Souvenir # ?% ~ ???
Quelques secondes à peine après avoir entendu ses pieds fouler les marches de pierre, je m’effondrai.
Un cri de désespoir s’échappa de ma bouche. Je m’efforçai de le contenir pour ne pas alerter Thoujou, mais certaines choses avaient parfois besoin d’être exprimées, surtout celles trop longtemps contenues… Alors le bruit fut vite suivi de torrents de larmes.
Mais qu’est-ce qui clochait chez moi, à la fin ?! Une autre personne avait daigné m’accorder son attention, et moi, qu’avais-je fait ? Je l’avais blessée. Je l’avais violemment repoussée.
– Comment ai-je pu… sanglotai-je.
Ce fut comme si tu étais parti une seconde fois. Ce furent les mêmes sensations, à nouveau.
Et ce fut une horrible journée qui resta à jamais gravée dans ma mémoire.
Mes mains arrachèrent compulsivement l’herbe sous mes jambes pour les jeter vers le vide. Les brins voletèrent à peine à quelques pieds de moi avant de misérablement retomber sur le sol.
Pitoyable. Minable. Bon à rien…
J’étais comme cette herbe : j’étais condamné à me faire marcher dessus toute mon éternité jusqu’au jour fatal où l’on n’eût plus besoin de moi et où on m’eût arraché…
C’était tout ce que j’étais : un outil, une marionnette du Conseil.
Comment avais-je pu croire un instant que j’avais le droit à la liberté ? Au bonheur ? Ou même simplement à la paix ?!
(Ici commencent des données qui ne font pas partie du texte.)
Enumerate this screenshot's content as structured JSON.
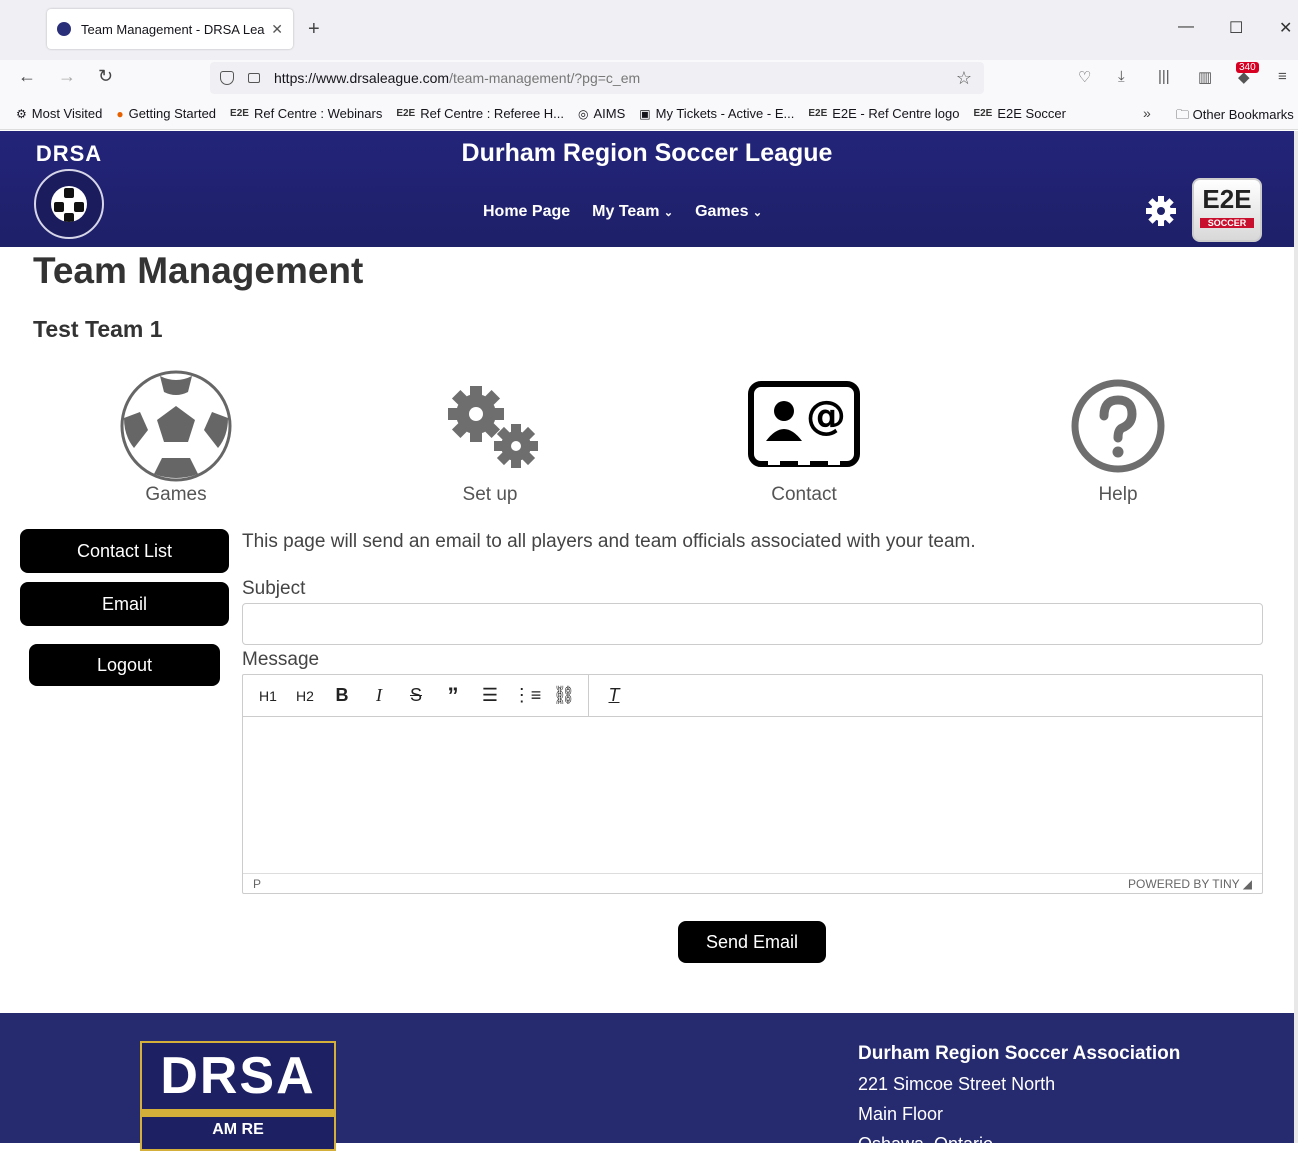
{
  "browser": {
    "tab_title": "Team Management - DRSA Lea",
    "url_host": "https://www.drsaleague.com",
    "url_path": "/team-management/?pg=c_em",
    "notification_count": "340",
    "bookmarks": [
      "Most Visited",
      "Getting Started",
      "Ref Centre : Webinars",
      "Ref Centre : Referee H...",
      "AIMS",
      "My Tickets - Active - E...",
      "E2E - Ref Centre logo",
      "E2E Soccer"
    ],
    "other_bookmarks": "Other Bookmarks"
  },
  "header": {
    "logo_text": "DRSA",
    "site_title": "Durham Region Soccer League",
    "nav": [
      "Home Page",
      "My Team",
      "Games"
    ],
    "e2e_logo": "E2E",
    "e2e_sub": "SOCCER"
  },
  "page": {
    "title": "Team Management",
    "team_name": "Test Team 1",
    "features": [
      "Games",
      "Set up",
      "Contact",
      "Help"
    ],
    "sidebar": [
      "Contact List",
      "Email",
      "Logout"
    ],
    "intro": "This page will send an email to all players and team officials associated with your team.",
    "subject_label": "Subject",
    "subject_value": "",
    "message_label": "Message",
    "toolbar": {
      "h1": "H1",
      "h2": "H2"
    },
    "editor_path": "P",
    "powered_by": "POWERED BY TINY",
    "send_button": "Send Email"
  },
  "footer": {
    "logo_text": "DRSA",
    "logo_sub": "AM RE",
    "org": "Durham Region Soccer Association",
    "address1": "221 Simcoe Street North",
    "address2": "Main Floor",
    "address3": "Oshawa, Ontario"
  }
}
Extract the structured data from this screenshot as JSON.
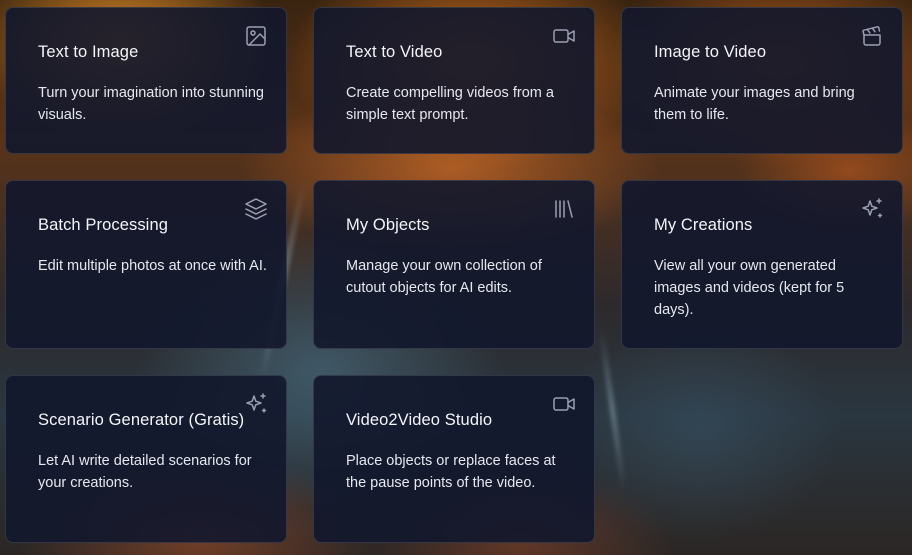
{
  "cards": [
    {
      "title": "Text to Image",
      "description": "Turn your imagination into stunning visuals.",
      "icon": "image-icon"
    },
    {
      "title": "Text to Video",
      "description": "Create compelling videos from a simple text prompt.",
      "icon": "video-camera-icon"
    },
    {
      "title": "Image to Video",
      "description": "Animate your images and bring them to life.",
      "icon": "clapperboard-icon"
    },
    {
      "title": "Batch Processing",
      "description": "Edit multiple photos at once with AI.",
      "icon": "layers-icon"
    },
    {
      "title": "My Objects",
      "description": "Manage your own collection of cutout objects for AI edits.",
      "icon": "library-icon"
    },
    {
      "title": "My Creations",
      "description": "View all your own generated images and videos (kept for 5 days).",
      "icon": "sparkles-icon"
    },
    {
      "title": "Scenario Generator (Gratis)",
      "description": "Let AI write detailed scenarios for your creations.",
      "icon": "sparkles-icon"
    },
    {
      "title": "Video2Video Studio",
      "description": "Place objects or replace faces at the pause points of the video.",
      "icon": "video-camera-icon"
    }
  ],
  "colors": {
    "card_background": "#12172c",
    "card_border": "#2a3048",
    "text_primary": "#f4f5f8",
    "icon_stroke": "#9aa0b2"
  }
}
J’avais été idiot et comment avais-je pu oublier ce simple fait ?! Tout ce que je touchais finissait par disparaître, et Thoujou ne faisait pas exception. Il n’y avait pas d’exception possible à cette règle immuable.
Thoujou… Iel était si jeune, si plein d’espoir, encore. Et j’avais brisé cet espoir, cette joie de vivre qui avait éclairé mes journées pendant tant de cycles. Comment avais-je pu faire cela…
Iel avait essayé de me protéger. Iel m’avait serré dans ses bras. Iel m’avait aimé. Iel m’avait parlé et moi… je n’avais pas répondu. Je l’avais trahi, je lui avais menti, je…
– Peut-être devrais-je vraiment partir… me dis-je.
Tout ce que je faisais ne rendait la situation que plus compliquée. Chacune de mes décisions semblait provoquer des cascades de conséquences négatives. À chaque fois que je n’écoutais pas ce que l’on me disait de faire, c’était la même chose… Mon libre arbitre était une malédiction faite pour me démontrer à quel point mon existence était un poids.
Après tout, à quoi servais-je ? À rien. Si je disparaissais, je n’eusse manqué à personne.
« Ne dis pas n’importe quoi » susurra ta voix au fond de mon esprit.
Et t’entendre me fit de nouveau pleurer. Un sourire triste se peignit sur mes lèvres.
– Toujours là quand j’en ai besoin, hein… répondis-je d’une voix cassée. Mais tu es parti et je ne te reverrai jamais…
« Ça n’était pas de ta faute »
– Si, ça l’était. Je n’ai pas été assez vigilent, j’aurais dû réagir plus tôt. Je suis désolé…
« … »
Tu ne dis plus rien. Et je savais que lorsque tu cessais de répondre, c’est que j’avais raison. Car tu faisais tout pour me détromper quand j’avais tort.
C’était vrai, je n’avais rien fait pour prévenir ton départ. Ta disparition m’avait fait souffrir le martyr, et pourtant, comme un idiot, je venais de laisser l’histoire se répéter.
Je frappai le sol de dépit.
– Thoujou…
Tout ce qu’iel voulait et méritait, c’était de savoir la vérité. Iel avait le droit, après tout, de voir à quel point nous étions mauvais, à quel point nous étions responsables, à quel point iel avait raison. Mais j’étais trop lâche. J’avais trop peur de le laisser me voir tel que j’étais. Je préférais rester dans sa mémoire ainsi qu’iel m’avait vu aux derniers instants : une ordure condescendante.
C’était tout ce que je savais être, de toute façon.
Je me relevai, fort de cette décision qui me paraissait à présent une évidence.
Je fis ainsi que Kawoutsè me l’avait ordonné. Je revins siéger au Conseil et ne fis plus de vagues. C’était là qu’était ma place : sur une chaise sculptée plus haute que moi, entouré de velours et de faux sourires.
La mascarade dura.
Et tant qu’elle l’eut fait, alors eussé-je moi aussi dû jouer mon rôle.